Allez, je sacrifie à cet affreuse analogie, dans ma réponse à Olyvier, sur le blog d'EdgarEP. En réponse à mon baratin précédent, Olyvier écrit :

"Vous n'analysez pas ... l'aspect "construction" de la chose européenne et que certains qualifient de téléologie (tout traité est toujours meilleur, tout élargissement prometteur, tout approfondissement salvateur) ... ?" Olyvier pense "que ce prochain étage qui rendra la maison confortable est une perspective qui interdit un jugement politique et citoyen sur ce qui est fait."

Je suis 100% d'accord.

Faut-il le rappeler ? il y avait un seul "parti de gouvernement" en France opposé au traité de Nice : l'UDF.

C'est parfois pour moi un sujet d'étonnement, que le militantisme "pour toujours plus" ou "pour toujours moins" d'Europe.

Non, "+ de niveau européen" n'est pas un bien en soi, mais au contraire un mal en soi. Dire cela, c'est croire au "principe de subsidiarité" (devenu une scie du discours européen, mais porté depuis environ un siècle, dans l'indifférence générale, par les démocrates-chrétiens, une des origines de l'actuel MoDem).

On ne doit prendre les décisions à une échelle plus vaste, que quand on s'accorde à y voir une "valeur ajoutée" suffisante. Par exemple, pour faciliter les échanges économiques entre pays, ou les échanges d'étudiants, ou les voyages, ou pour lutter contre le dumping fiscal et les paradis fiscaux, ou pour lancer des missions spatiales, le niveau européen me semble être le seul potentiellement efficace.

Je crois aussi qu'il peut être très efficace pour améliorer notre autonomie énergétique, et notre résilience aux crises d'approvisionnement en carburants et matières premières.

En revanche, j'ai les plus grands doutes (ça n'engage que moi) sur la valeur ajoutée de la PAC (agriculture), de la PCRD (R&D), ou du fonctionnement par projets des "Fonds structurels" (politique d'appui aux régions moins développées), ainsi que du Fonds européen de développement (aide aux pays pauvres).

Alors comment se fait-il que ces quatre politiques représentent le (très) gros du budget européen ? Il me semble que ça s'explique par le changement du monde.

Dans un monde en voie d'industrialisation, où la productivité et la concentration du capital étaient des facteurs majeurs de succès, la PAC et la PCRD, de même que l'instauration du "marché unique" (de 1992), étaient, j'imagine, de très bonnes politiques. (Pour le FED c'est une autre raison : permettre que l'aide aux pays pauvres échappe aux logiques post-coloniales, très fortes dans les années 60-70).

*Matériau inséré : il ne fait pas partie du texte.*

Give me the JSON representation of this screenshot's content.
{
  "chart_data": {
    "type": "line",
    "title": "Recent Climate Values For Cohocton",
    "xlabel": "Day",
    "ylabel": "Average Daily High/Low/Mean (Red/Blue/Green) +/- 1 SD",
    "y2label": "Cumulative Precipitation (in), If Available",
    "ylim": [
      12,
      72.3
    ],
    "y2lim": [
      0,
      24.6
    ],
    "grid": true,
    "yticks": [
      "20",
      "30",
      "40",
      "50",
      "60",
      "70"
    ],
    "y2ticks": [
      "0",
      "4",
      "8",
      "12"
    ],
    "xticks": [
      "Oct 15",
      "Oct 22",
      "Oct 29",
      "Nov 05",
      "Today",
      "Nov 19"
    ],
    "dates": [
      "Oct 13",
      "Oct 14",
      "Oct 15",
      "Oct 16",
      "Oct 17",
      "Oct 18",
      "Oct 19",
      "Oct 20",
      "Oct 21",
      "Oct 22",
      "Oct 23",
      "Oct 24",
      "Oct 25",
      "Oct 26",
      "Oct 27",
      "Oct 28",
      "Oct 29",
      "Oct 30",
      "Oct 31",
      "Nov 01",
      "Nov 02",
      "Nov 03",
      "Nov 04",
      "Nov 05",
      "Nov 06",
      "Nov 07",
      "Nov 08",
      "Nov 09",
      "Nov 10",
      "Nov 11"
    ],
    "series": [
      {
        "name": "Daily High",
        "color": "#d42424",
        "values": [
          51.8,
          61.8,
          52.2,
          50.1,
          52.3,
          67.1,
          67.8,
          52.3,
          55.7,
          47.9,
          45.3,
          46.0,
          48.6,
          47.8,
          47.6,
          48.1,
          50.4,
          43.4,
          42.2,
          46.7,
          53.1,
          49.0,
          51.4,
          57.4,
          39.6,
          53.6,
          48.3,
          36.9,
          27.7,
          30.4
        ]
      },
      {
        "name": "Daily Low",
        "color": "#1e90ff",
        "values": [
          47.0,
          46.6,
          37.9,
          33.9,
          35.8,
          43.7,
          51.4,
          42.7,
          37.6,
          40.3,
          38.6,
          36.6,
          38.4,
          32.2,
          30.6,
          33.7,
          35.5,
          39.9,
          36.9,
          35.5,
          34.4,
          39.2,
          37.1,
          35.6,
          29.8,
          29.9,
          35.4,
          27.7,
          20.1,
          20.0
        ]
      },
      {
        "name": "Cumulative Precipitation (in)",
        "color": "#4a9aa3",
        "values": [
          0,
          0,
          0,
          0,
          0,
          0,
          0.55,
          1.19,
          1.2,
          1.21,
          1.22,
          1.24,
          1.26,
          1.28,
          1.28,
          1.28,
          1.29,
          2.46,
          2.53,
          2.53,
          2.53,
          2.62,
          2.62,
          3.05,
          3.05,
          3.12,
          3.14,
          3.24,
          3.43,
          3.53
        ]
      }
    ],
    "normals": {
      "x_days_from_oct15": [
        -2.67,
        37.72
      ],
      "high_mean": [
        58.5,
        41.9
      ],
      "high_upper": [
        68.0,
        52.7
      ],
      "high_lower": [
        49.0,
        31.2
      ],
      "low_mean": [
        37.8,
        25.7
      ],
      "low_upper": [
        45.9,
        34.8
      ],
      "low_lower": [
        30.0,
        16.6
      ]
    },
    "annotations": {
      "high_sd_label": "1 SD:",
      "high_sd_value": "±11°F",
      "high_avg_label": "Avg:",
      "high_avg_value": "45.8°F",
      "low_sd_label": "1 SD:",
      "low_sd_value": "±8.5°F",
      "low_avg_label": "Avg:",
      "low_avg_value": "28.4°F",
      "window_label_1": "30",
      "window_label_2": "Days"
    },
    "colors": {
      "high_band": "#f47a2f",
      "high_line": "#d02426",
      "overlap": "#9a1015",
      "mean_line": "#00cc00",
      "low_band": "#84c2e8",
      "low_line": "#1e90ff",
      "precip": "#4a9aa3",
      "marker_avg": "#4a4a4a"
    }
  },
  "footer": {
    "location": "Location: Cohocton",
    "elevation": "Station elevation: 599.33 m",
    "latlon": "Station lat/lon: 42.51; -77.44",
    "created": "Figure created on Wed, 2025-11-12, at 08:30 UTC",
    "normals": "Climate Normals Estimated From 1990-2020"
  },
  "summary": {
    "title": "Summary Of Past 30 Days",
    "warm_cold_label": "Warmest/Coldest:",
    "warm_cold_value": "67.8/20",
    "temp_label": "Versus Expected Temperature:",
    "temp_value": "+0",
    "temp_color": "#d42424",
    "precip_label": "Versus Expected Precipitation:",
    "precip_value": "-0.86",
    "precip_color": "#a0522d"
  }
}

Dans la société post-industrielle, et à mon avis post-informationnelle, les deux ressources-clé sont maintenant la créativité (ou plus justement la capacité à utiliser la connaissance) et le territoire physique (la planète) : je crois que ces quatre politiques seraient désormais gérées plus efficacement au niveau national ou, pour certaines, plus local.

Il faut donc, je crois, des changements profonds dans l'Union européenne. Le projet de Constitution en amorçait quelques-uns, mais ce n'était, de mon point de vue, qu'une amélioration modeste. Il y a encore beaucoup de chemin à faire pour que l'Europe (re?)devienne un niveau de décision efficace. Je suis prêt à parier que les citoyens sont en avance sur les États, ceux-ci noyés dans la routine, dans l'héritage des politiques du passé, des mécaniques instaurées par les traités.

Mais si la mécanique est rouillée, si le logiciel est obsolète (pour le coup, la comparaison me semble valable), je n'en déduirai certainement pas que le besoin d'une Europe unie, solidaire et efficace, a disparu. Je crois au contraire qu'on a besoin d'une "nouvelle version majeure" de ce "logiciel" européen.